Patricia Wallace, the performance manager of the Atlantic ACO, thinks that QualCare’s ability to receive and process Medicare claims data in a risk-adjusted data set is a valuable service, because allows the ACO to prioritize its highest risk patients or those who fit a certain risk profile. “The data can be sorted out easily with the click of a column to put those patients at the top of the page,” she says. She adds that the data that QualCare provides through its Health-Lynx ACO division helps improve care coordination through better communication.
Wallace explains that providers have access to quality metrics and can compare their performance to other providers in the ACO. She notes that the data can be broken out in various ways; for example, average costs per patient and average risk score per patient. She adds that data is available at a detailed level to see how various patients are using care services. Because the patient data is based on claims data, it is comprehensive in terms of the specialists the patient has seen, laboratory work, imaging services and prescriptions. “Any claim that has been filed, we will see, in or out of the network,” she says.
One of the biggest benefits of the availability of the data for the providers, in her view, is that it allows the physician, is that it gives a comprehensive picture of the patient’s care, including other specialists the patient has seen. The physician can compare the costs, ED use, inpatient admissions and laboratory use to other members of the ACO, Wallace says. “If I am an outlier, I can drill down,” she says. The physician can see other specialists the patient has seen, information that he can use to provide more integrated care, she says. The portal also provides a “frailty indicator,” which might indicate the need for additional support from community resources.

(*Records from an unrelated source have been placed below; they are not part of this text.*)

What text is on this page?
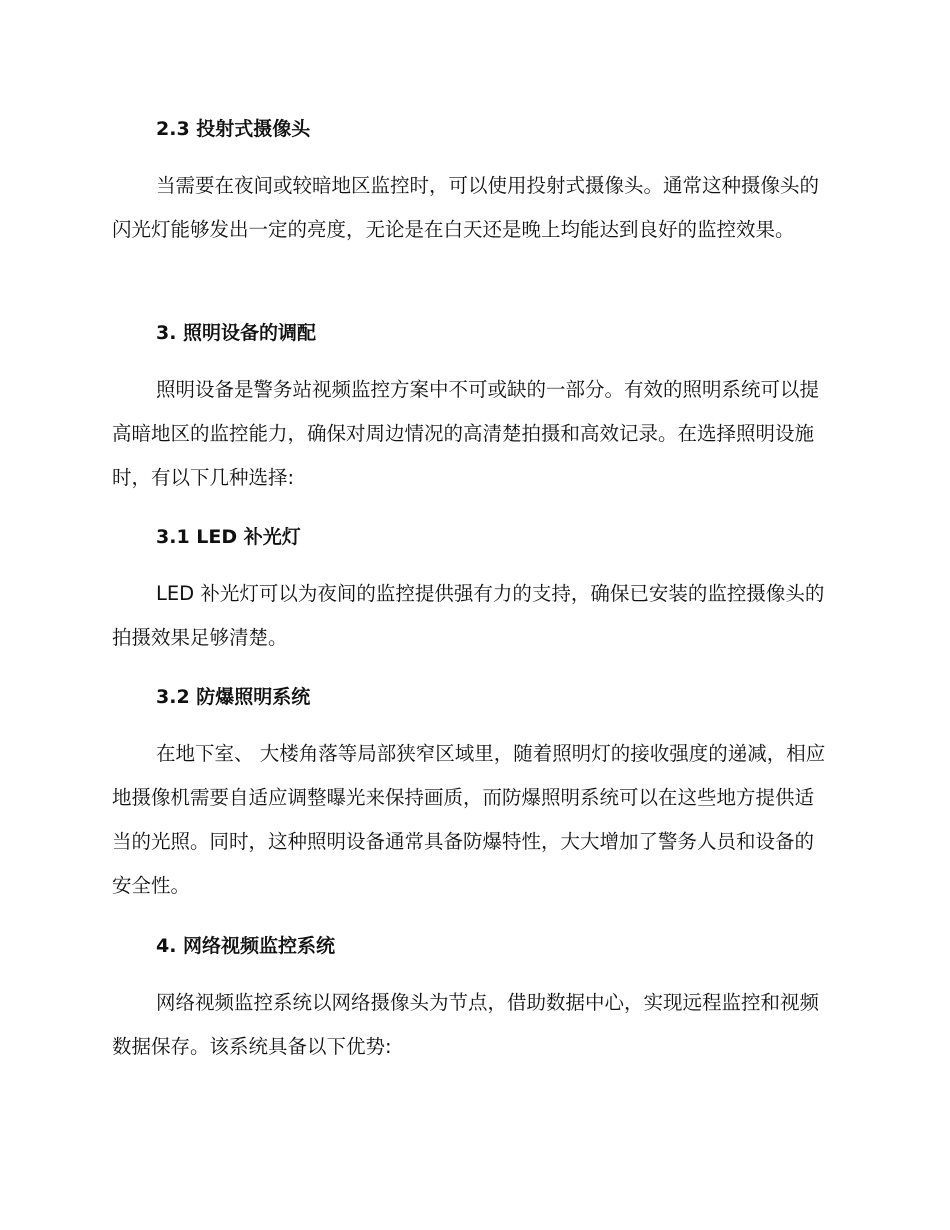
2.3 投射式摄像头

当需要在夜间或较暗地区监控时，可以使用投射式摄像头。通常这种摄像头的闪光灯能够发出一定的亮度，无论是在白天还是晚上均能达到良好的监控效果。

3. 照明设备的调配

照明设备是警务站视频监控方案中不可或缺的一部分。有效的照明系统可以提高暗地区的监控能力，确保对周边情况的高清楚拍摄和高效记录。在选择照明设施时，有以下几种选择:

3.1 LED 补光灯

LED 补光灯可以为夜间的监控提供强有力的支持，确保已安装的监控摄像头的拍摄效果足够清楚。

3.2 防爆照明系统

在地下室、 大楼角落等局部狭窄区域里，随着照明灯的接收强度的递减，相应地摄像机需要自适应调整曝光来保持画质，而防爆照明系统可以在这些地方提供适当的光照。同时，这种照明设备通常具备防爆特性，大大增加了警务人员和设备的安全性。

4. 网络视频监控系统

网络视频监控系统以网络摄像头为节点，借助数据中心，实现远程监控和视频数据保存。该系统具备以下优势:
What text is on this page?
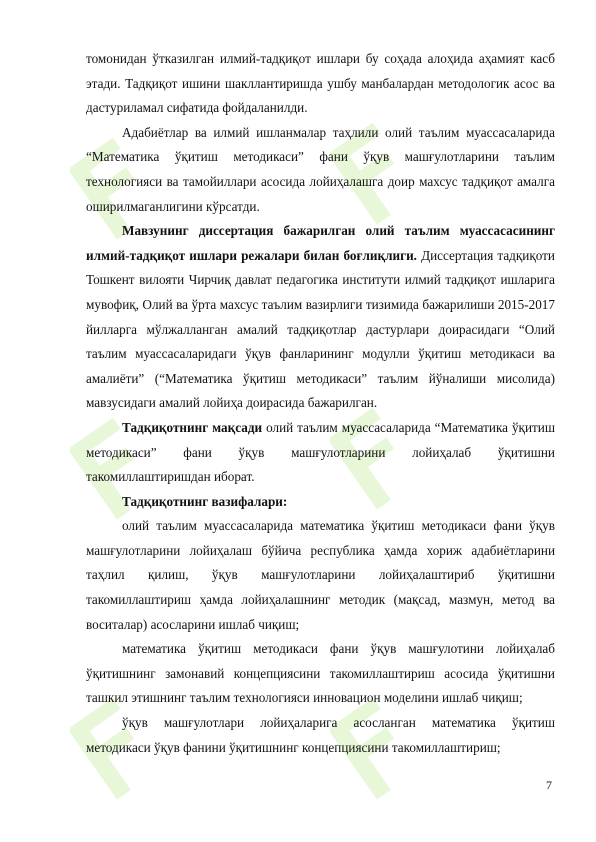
томонидан ўтказилган илмий-тадқиқот ишлари бу соҳада алоҳида аҳамият касб этади. Тадқиқот ишини шакллантиришда ушбу манбалардан методологик асос ва дастуриламал сифатида фойдаланилди.

Адабиётлар ва илмий ишланмалар таҳлили олий таълим муассасаларида “Математика ўқитиш методикаси” фани ўқув машғулотларини таълим технологияси ва тамойиллари асосида лойиҳалашга доир махсус тадқиқот амалга оширилмаганлигини кўрсатди.

Мавзунинг диссертация бажарилган олий таълим муассасасининг илмий-тадқиқот ишлари режалари билан боғлиқлиги. Диссертация тадқиқоти Тошкент вилояти Чирчиқ давлат педагогика институти илмий тадқиқот ишларига мувофиқ, Олий ва ўрта махсус таълим вазирлиги тизимида бажарилиши 2015-2017 йилларга мўлжалланган амалий тадқиқотлар дастурлари доирасидаги “Олий таълим муассасаларидаги ўқув фанларининг модулли ўқитиш методикаси ва амалиёти” (“Математика ўқитиш методикаси” таълим йўналиши мисолида) мавзусидаги амалий лойиҳа доирасида бажарилган.

Тадқиқотнинг мақсади олий таълим муассасаларида “Математика ўқитиш методикаси” фани ўқув машғулотларини лойиҳалаб ўқитишни такомиллаштиришдан иборат.

Тадқиқотнинг вазифалари:

олий таълим муассасаларида математика ўқитиш методикаси фани ўқув машғулотларини лойиҳалаш бўйича республика ҳамда хориж адабиётларини таҳлил қилиш, ўқув машғулотларини лойиҳалаштириб ўқитишни такомиллаштириш ҳамда лойиҳалашнинг методик (мақсад, мазмун, метод ва воситалар) асосларини ишлаб чиқиш;

математика ўқитиш методикаси фани ўқув машғулотини лойиҳалаб ўқитишнинг замонавий концепциясини такомиллаштириш асосида ўқитишни ташкил этишнинг таълим технологияси инновацион моделини ишлаб чиқиш;

ўқув машғулотлари лойиҳаларига асосланган математика ўқитиш методикаси ўқув фанини ўқитишнинг концепциясини такомиллаштириш;

7
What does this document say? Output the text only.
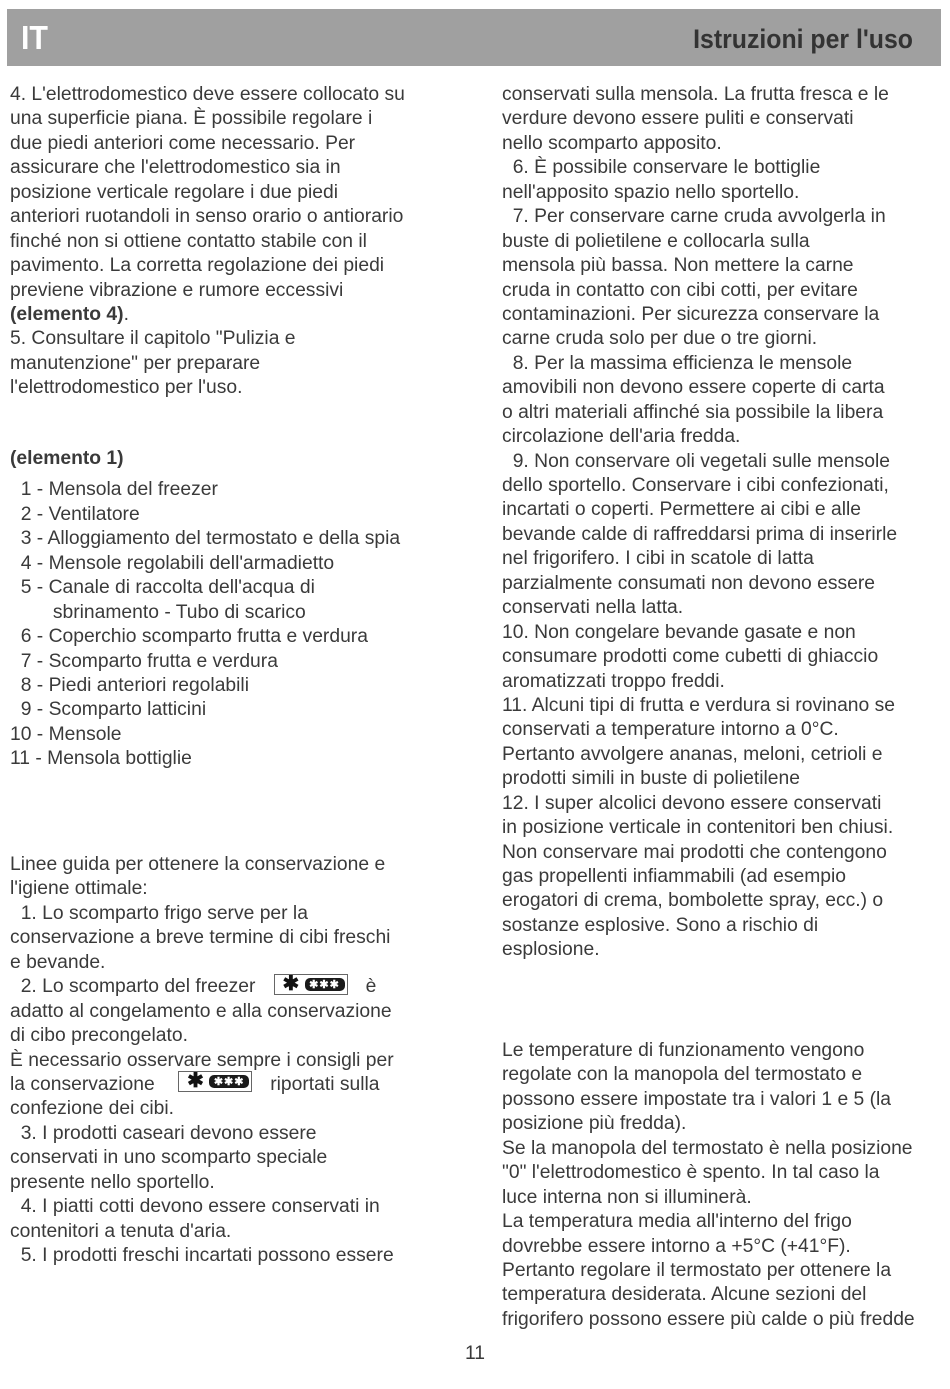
IT	Istruzioni per l'uso
4. L'elettrodomestico deve essere collocato su
una superficie piana. È possibile regolare i
due piedi anteriori come necessario. Per
assicurare che l'elettrodomestico sia in
posizione verticale regolare i due piedi
anteriori ruotandoli in senso orario o antiorario
finché non si ottiene contatto stabile con il
pavimento. La corretta regolazione dei piedi
previene vibrazione e rumore eccessivi
(elemento 4).
5. Consultare il capitolo "Pulizia e
manutenzione" per preparare
l'elettrodomestico per l'uso.
(elemento 1)
1 - Mensola del freezer
2 - Ventilatore
3 - Alloggiamento del termostato e della spia
4 - Mensole regolabili dell'armadietto
5 - Canale di raccolta dell'acqua di
sbrinamento - Tubo di scarico
6 - Coperchio scomparto frutta e verdura
7 - Scomparto frutta e verdura
8 - Piedi anteriori regolabili
9 - Scomparto latticini
10 - Mensole
11 - Mensola bottiglie
Linee guida per ottenere la conservazione e
l'igiene ottimale:
1. Lo scomparto frigo serve per la
conservazione a breve termine di cibi freschi
e bevande.
2. Lo scomparto del freezer ✱ ✱✱✱ è
adatto al congelamento e alla conservazione
di cibo precongelato.
È necessario osservare sempre i consigli per
la conservazione ✱ ✱✱✱ riportati sulla
confezione dei cibi.
3. I prodotti caseari devono essere
conservati in uno scomparto speciale
presente nello sportello.
4. I piatti cotti devono essere conservati in
contenitori a tenuta d'aria.
5. I prodotti freschi incartati possono essere
conservati sulla mensola. La frutta fresca e le
verdure devono essere puliti e conservati
nello scomparto apposito.
6. È possibile conservare le bottiglie
nell'apposito spazio nello sportello.
7. Per conservare carne cruda avvolgerla in
buste di polietilene e collocarla sulla
mensola più bassa. Non mettere la carne
cruda in contatto con cibi cotti, per evitare
contaminazioni. Per sicurezza conservare la
carne cruda solo per due o tre giorni.
8. Per la massima efficienza le mensole
amovibili non devono essere coperte di carta
o altri materiali affinché sia possibile la libera
circolazione dell'aria fredda.
9. Non conservare oli vegetali sulle mensole
dello sportello. Conservare i cibi confezionati,
incartati o coperti. Permettere ai cibi e alle
bevande calde di raffreddarsi prima di inserirle
nel frigorifero. I cibi in scatole di latta
parzialmente consumati non devono essere
conservati nella latta.
10. Non congelare bevande gasate e non
consumare prodotti come cubetti di ghiaccio
aromatizzati troppo freddi.
11. Alcuni tipi di frutta e verdura si rovinano se
conservati a temperature intorno a 0°C.
Pertanto avvolgere ananas, meloni, cetrioli e
prodotti simili in buste di polietilene
12. I super alcolici devono essere conservati
in posizione verticale in contenitori ben chiusi.
Non conservare mai prodotti che contengono
gas propellenti infiammabili (ad esempio
erogatori di crema, bombolette spray, ecc.) o
sostanze esplosive. Sono a rischio di
esplosione.
Le temperature di funzionamento vengono
regolate con la manopola del termostato e
possono essere impostate tra i valori 1 e 5 (la
posizione più fredda).
Se la manopola del termostato è nella posizione
"0" l'elettrodomestico è spento. In tal caso la
luce interna non si illuminerà.
La temperatura media all'interno del frigo
dovrebbe essere intorno a +5°C (+41°F).
Pertanto regolare il termostato per ottenere la
temperatura desiderata. Alcune sezioni del
frigorifero possono essere più calde o più fredde
11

Wallace says the Atlantic ACO supplies practice level data that has full transparency with its other practices on high-level metrics, “You can see how you are doing and how the office down the street is doing,” she says. “The value of that is to create a different kind of communication between providers. If I am not doing well and I find out that you are, I can reach out to you to find out how you do it. Our collective goal as an ACO is to rise and fall as one, not as individual practices; our collective goal is to improve care.”
She notes that within moderate to large practices in the Atlantic ACO tend to make use of the data. Generally speaking, small practices, although there are exceptions, find managing data a bit more challenging. Atlantic monitors use of the physician portal, and works with practices that require more assistance. For example, it presents webinars to help practices with technical matters as well as using the portal to improve and coordinate care and manage costs, she says.